"Claude," she said in a low voice, "would you mind getting a berth somewhere out in the car tonight? The porter says they are not all taken. I'm not feeling very well. I think the dressing on the chicken salad must have been too rich."

He answered mechanically. "Yes, certainly. Can't I get you something?"

"No, thank you. Sleep will do me more good than anything else.
Good-night."

She closed the door, and he heard the lock slip. He stood looking at the highly polished wood of the panel for a moment, then turned irresolutely and went back along the slightly swaying aisle of green curtains. In the observation car he stretched himself out upon two wicker chairs and lit another cigar. At twelve o'clock the porter came in.

"This car is closed for the night, sah. Is you the gen'leman from the stateroom in fourteen? Do you want a lower?"

"No, thank you. Is there a smoking car?"

"They is the day-coach smokah, but it ain't likely very clean at this time o' night."
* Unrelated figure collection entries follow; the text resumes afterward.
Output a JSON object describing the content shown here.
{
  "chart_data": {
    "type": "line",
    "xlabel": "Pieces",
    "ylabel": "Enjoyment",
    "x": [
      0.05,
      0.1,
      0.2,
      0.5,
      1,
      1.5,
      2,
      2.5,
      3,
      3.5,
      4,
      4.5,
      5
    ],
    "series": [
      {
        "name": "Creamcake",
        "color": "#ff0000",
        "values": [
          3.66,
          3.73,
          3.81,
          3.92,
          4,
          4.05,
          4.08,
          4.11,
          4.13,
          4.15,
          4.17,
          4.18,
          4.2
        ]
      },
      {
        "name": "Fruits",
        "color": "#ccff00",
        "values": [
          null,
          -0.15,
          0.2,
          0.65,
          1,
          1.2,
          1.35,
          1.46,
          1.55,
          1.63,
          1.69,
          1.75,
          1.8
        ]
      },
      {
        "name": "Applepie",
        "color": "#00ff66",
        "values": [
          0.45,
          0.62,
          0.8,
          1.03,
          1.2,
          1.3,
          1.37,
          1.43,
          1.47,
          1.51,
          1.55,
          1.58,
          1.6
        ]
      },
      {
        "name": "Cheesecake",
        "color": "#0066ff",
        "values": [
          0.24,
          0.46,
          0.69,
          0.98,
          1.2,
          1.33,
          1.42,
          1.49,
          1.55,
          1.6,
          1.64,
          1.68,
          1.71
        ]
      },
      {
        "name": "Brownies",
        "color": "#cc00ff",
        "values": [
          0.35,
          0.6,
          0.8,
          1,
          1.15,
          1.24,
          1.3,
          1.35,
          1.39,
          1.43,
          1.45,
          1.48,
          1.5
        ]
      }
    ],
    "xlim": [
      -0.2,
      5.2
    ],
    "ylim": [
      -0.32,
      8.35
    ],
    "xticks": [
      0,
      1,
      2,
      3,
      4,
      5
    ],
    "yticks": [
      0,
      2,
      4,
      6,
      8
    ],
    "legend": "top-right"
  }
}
"That's all right. It's forward?" Claude absently handed him a coin, and the porter conducted him to a very dirty car where the floor was littered with newspapers and cigar stumps, and the leather cushions were grey with dust. A few desperate looking men lay about with their shoes off and their suspenders hanging down their backs. The sight of them reminded Claude that his left foot was very sore, and that his shoes must have been hurting him for some time. He pulled them off, and thrust his feet, in their silk socks, on the opposite seat.
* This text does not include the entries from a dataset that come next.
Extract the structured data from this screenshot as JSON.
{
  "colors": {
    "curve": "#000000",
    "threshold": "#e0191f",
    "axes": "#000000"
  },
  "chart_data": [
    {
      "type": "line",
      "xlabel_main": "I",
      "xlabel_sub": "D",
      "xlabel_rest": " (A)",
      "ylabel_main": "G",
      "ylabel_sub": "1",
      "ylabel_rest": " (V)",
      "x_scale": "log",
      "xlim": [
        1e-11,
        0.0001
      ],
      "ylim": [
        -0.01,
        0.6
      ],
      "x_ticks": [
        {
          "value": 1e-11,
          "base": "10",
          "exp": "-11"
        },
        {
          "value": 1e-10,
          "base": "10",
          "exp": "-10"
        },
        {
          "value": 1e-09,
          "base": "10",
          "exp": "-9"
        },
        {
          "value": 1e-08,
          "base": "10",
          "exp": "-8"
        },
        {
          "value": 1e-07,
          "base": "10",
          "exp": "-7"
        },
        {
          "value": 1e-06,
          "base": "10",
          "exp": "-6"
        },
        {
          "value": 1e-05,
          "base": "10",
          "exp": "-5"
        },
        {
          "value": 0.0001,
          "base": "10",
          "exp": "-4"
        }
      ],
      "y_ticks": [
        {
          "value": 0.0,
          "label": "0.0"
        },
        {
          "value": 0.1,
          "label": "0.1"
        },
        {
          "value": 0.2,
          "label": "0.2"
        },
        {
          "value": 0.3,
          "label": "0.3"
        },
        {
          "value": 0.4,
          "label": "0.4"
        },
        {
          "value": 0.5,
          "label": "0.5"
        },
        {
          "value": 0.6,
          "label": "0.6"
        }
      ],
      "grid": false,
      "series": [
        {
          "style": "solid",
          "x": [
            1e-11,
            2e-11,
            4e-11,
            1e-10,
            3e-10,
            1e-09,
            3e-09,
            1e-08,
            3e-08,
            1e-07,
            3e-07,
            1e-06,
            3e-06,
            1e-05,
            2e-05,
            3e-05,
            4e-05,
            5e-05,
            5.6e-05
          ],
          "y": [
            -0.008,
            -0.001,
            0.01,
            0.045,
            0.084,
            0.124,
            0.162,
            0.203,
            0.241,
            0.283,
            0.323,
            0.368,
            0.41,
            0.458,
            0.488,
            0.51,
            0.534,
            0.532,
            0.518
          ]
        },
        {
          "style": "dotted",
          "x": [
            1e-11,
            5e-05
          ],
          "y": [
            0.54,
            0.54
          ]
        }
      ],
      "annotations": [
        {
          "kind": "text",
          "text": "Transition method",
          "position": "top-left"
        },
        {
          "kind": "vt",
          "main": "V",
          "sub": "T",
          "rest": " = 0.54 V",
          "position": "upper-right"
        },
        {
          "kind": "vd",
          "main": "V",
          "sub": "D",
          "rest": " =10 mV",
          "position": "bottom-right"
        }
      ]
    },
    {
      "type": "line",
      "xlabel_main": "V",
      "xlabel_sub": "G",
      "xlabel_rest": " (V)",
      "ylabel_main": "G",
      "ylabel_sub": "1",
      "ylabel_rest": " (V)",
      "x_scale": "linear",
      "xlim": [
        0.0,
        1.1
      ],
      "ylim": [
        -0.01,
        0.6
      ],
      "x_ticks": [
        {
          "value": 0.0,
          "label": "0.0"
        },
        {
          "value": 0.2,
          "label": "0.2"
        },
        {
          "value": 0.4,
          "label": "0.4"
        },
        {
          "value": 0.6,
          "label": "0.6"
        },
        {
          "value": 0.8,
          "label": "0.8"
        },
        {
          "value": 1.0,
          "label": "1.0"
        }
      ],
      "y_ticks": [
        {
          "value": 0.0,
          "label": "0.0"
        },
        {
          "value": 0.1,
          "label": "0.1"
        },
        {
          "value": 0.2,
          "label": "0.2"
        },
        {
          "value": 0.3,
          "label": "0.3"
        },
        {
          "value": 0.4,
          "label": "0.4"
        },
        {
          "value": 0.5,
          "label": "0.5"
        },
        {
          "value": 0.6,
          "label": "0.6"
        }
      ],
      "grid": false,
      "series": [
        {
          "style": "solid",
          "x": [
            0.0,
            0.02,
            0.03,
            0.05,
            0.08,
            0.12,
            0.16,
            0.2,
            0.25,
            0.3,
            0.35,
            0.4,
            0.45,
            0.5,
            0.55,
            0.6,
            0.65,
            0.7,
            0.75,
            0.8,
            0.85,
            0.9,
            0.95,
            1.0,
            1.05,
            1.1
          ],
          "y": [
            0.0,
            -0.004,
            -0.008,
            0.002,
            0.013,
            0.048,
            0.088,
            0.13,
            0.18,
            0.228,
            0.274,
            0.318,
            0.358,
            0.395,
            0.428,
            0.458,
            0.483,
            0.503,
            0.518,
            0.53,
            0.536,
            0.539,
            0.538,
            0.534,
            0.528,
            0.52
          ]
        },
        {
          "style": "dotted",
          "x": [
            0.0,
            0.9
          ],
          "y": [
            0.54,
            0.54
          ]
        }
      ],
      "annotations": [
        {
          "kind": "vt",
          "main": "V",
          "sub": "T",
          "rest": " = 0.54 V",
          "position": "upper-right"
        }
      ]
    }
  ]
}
On that long, dirty, uncomfortable ride Claude felt many things, but the paramount feeling was homesickness. His hurt was of a kind that made him turn with a sort of aching cowardice to the old, familiar things that were as sure as the sunrise. If only the sagebrush plain, over which the stars were shining, could suddenly break up and resolve itself into the windings of Lovely Creek, with his father's house on the hill, dark and silent in the summer night! When he closed his eyes he could see the light in his mother's window; and, lower down, the glow of Mahailey's lamp, where she sat nodding and mending his old shirts. Human love was a wonderful thing, he told himself, and it was most wonderful where it had least to gain.

By morning the storm of anger, disappointment, and humiliation that was boiling in him when he first sat down in the observation car, had died out. One thing lingered; the peculiarly casual, indifferent, uninterested tone of his wife's voice when she sent him away. It was the flat tone in which people make commonplace remarks about common things.